MANIZALES Y ARMENIA: DOS CARAS DE DISTINTA MONEDA

  Unos 300 km separaban la Reserva Natural Zafra de Manizales, que era donde, gracias a la hospitalidad de una de mis compañeras del retiro iba a pasar la noche. No iba a ser esa la única muestra de generosidad, ya que otra persona nos iba a llevar en su coche.

 Ni las carreteras ni la orografía colombianas son como las españolas. Así que el viaje nos iba a consumir casi todo el día. No hay problema. Con tan buena compañía y atravesando tan exuberantes paisajes, el viaje puede durar todo lo que quiera. 

 A medio camino nos paramos en un restaurante de carretera. Aprovechando lo competitivo de sus precios, me pude tirar un farol e invité a mis acompañantes. Es lo menos que podía hacer con quienes tan bien se estaban portando conmigo. 

A nuestro paso por Medellín, despedimos a uno de los participantes del retiro que iba en nuestro coche. Vivía en Barranquilla, y había conocido a su pareja (era quien me invitó a su casa de Manizales) en otro retiro de Tantra Yoga. ¿No les parece maravilloso? A mí sí.

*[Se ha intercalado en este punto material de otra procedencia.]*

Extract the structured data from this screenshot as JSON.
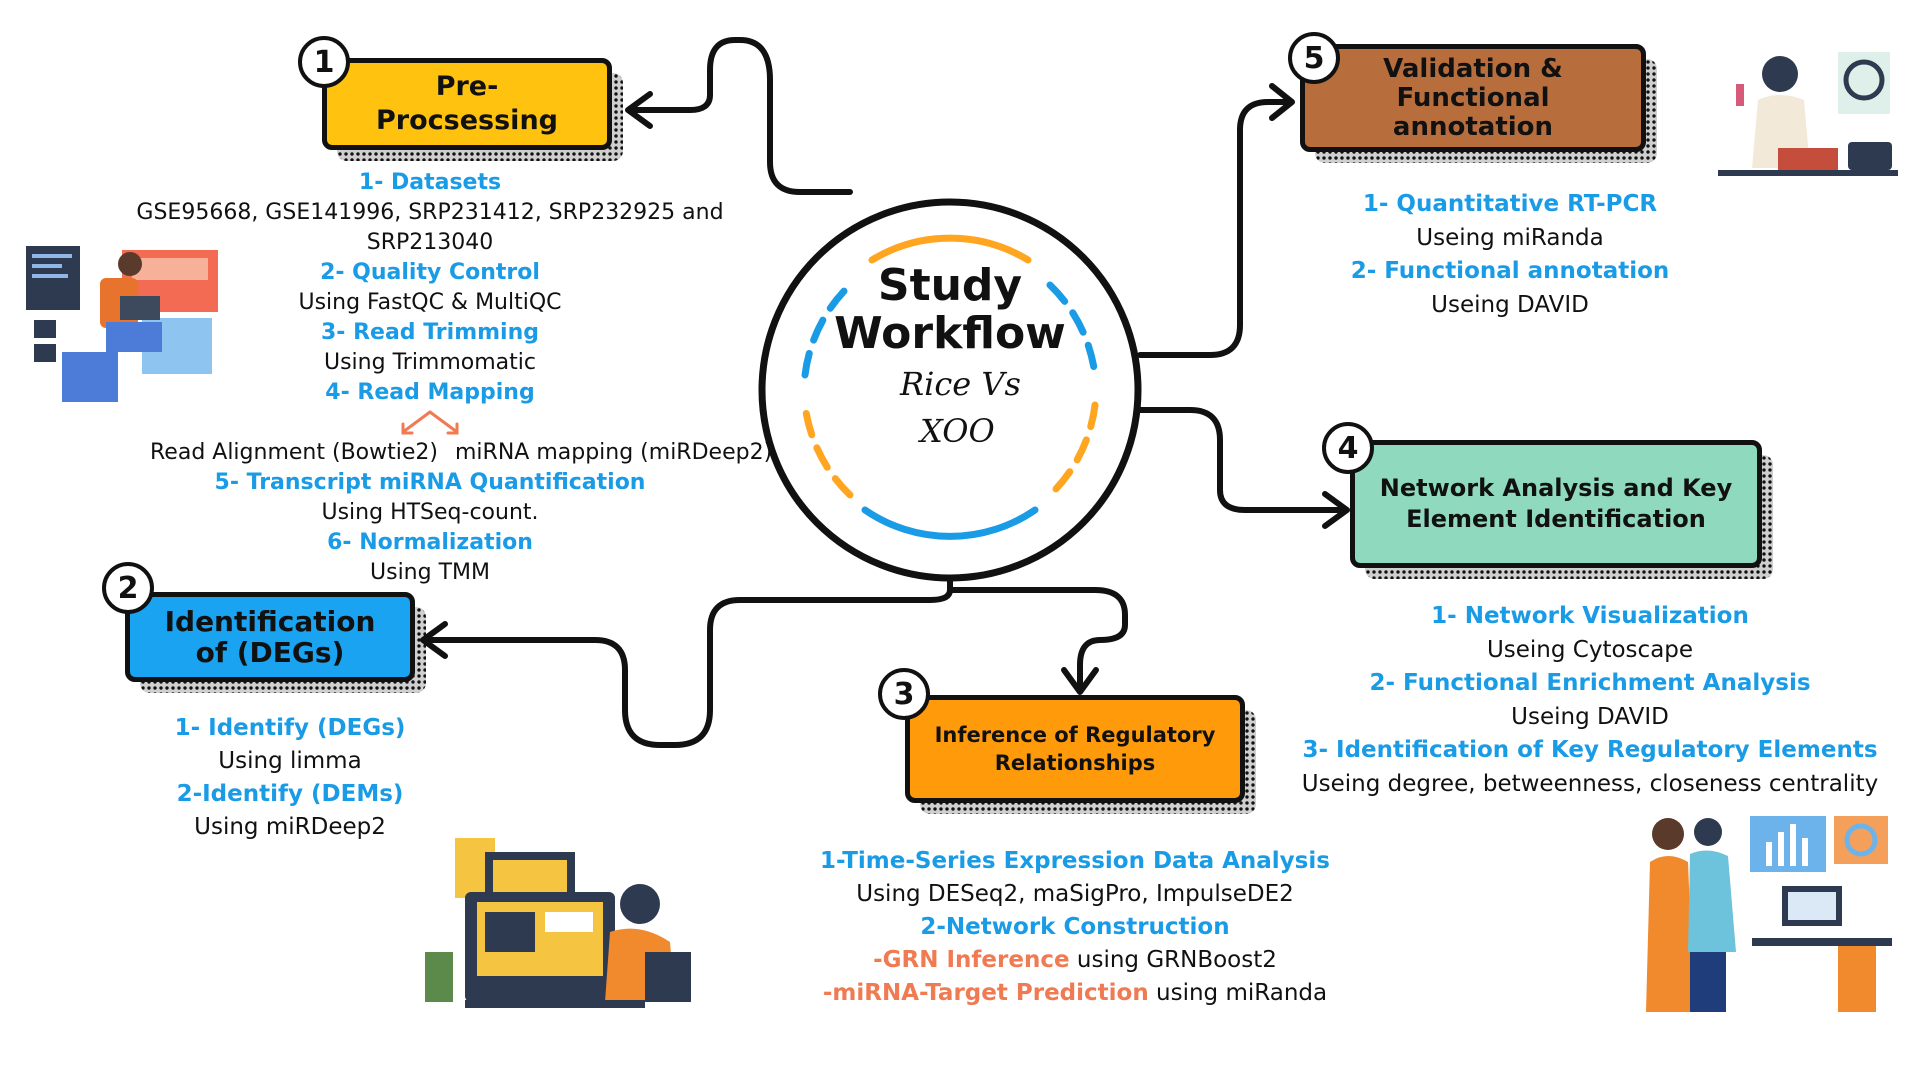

Ya era de noche cuando llegamos a Manizales, ciudad de tamaño mediano, situada en el llamado Eje Cafetero del país. Me llamó la atención la orografía de la ciudad, situada sobre un sistema de colinas y valles, que hacen que incluso tenga un teleférico para el transporte público.

 El viaje había sido largo y el cansancio provocó que no hiciera la clásica inspección que me gusta realizar cuando arribo a una nueva ciudad. Lo dejé para la mañana siguiente, con el cuerpo restablecido y el alma plena tras haber sido agraciado con la mítica hospitalidad paisa. Me despedí de mi amiga Marlene, totalmente agradecido, en busca de mi siguiente destino. Pero antes quise explorar un poco la ciudad. Como las distancias en la ciudad son grandes y estaba a las afueras, tomé un autobús urbano. Para un pateador de enjundia como yo, hacer uso de un autobús es un atentado a mi amor propio. Por eso me cuesta orientarme con ellos. Por suerte, le pregunté a un caballero en la parada, que daba la casualidad que había trabajado de conductor en la compañía, y me orientó con gran amabilidad.

Estampa manizaleña

 Manizales fue fundada a mediados del siglo XIX. Por ello carece de un casco histórico con solera. Tiene algunas iglesias destacadas, y como buena ciudad colombiana, mucha actividad comercial. Lo cual no es suficiente para, según mi humilde opinión, considerarlo como un lugar muy atractivo desde el punto de vista turístico. Así que mi paso por la capital del departamento de Caldas no duró mucho. En cuanto recorrí unas pocas calles del centro, me dirigí a la estación del teleférico donde tomé tan particular medio de transporte para apearme en la estación de autobuses. Allí me esperaba un microbús que me iba a llevar a un lugar bastante más áspero que "la Ciudad de las Puertas Abiertas", que es con justicia el sobrenombre de la acogedora ciudad de Manizales.

Manizales desde el aire

 Mi destino no era otro que Armenia, una ciudad estratégicamente situada como base de operaciones para visitar el Eje Cafetero. Pero me habían avisado de que poblaban la ciudad un gran número de vagabundos. Un breve paseo desde la estación de autobuses hasta mi alojamiento, confirmó esa impresión. Pude observar un buen número de personas de apariencia rufianesca, pero afortunadamente aparentaban estar bastante calmados.

 Aprovechando un precio sin competencia, había reservado una habitación individual con cama doble y televisión. Aunque tuviese baño compartido, superaba con mucho mi habitual habitación de hostel, abundante en literas y motosierras. Pero tampoco era cuestión de quedarme todo el día en mi cuarto. Y dado que mis primeras impresiones de Armenia habían sido manifiestamente mejorables, volví raudo a la estación de autobuses en busca de algún destino más apetecible donde pasar la jornada.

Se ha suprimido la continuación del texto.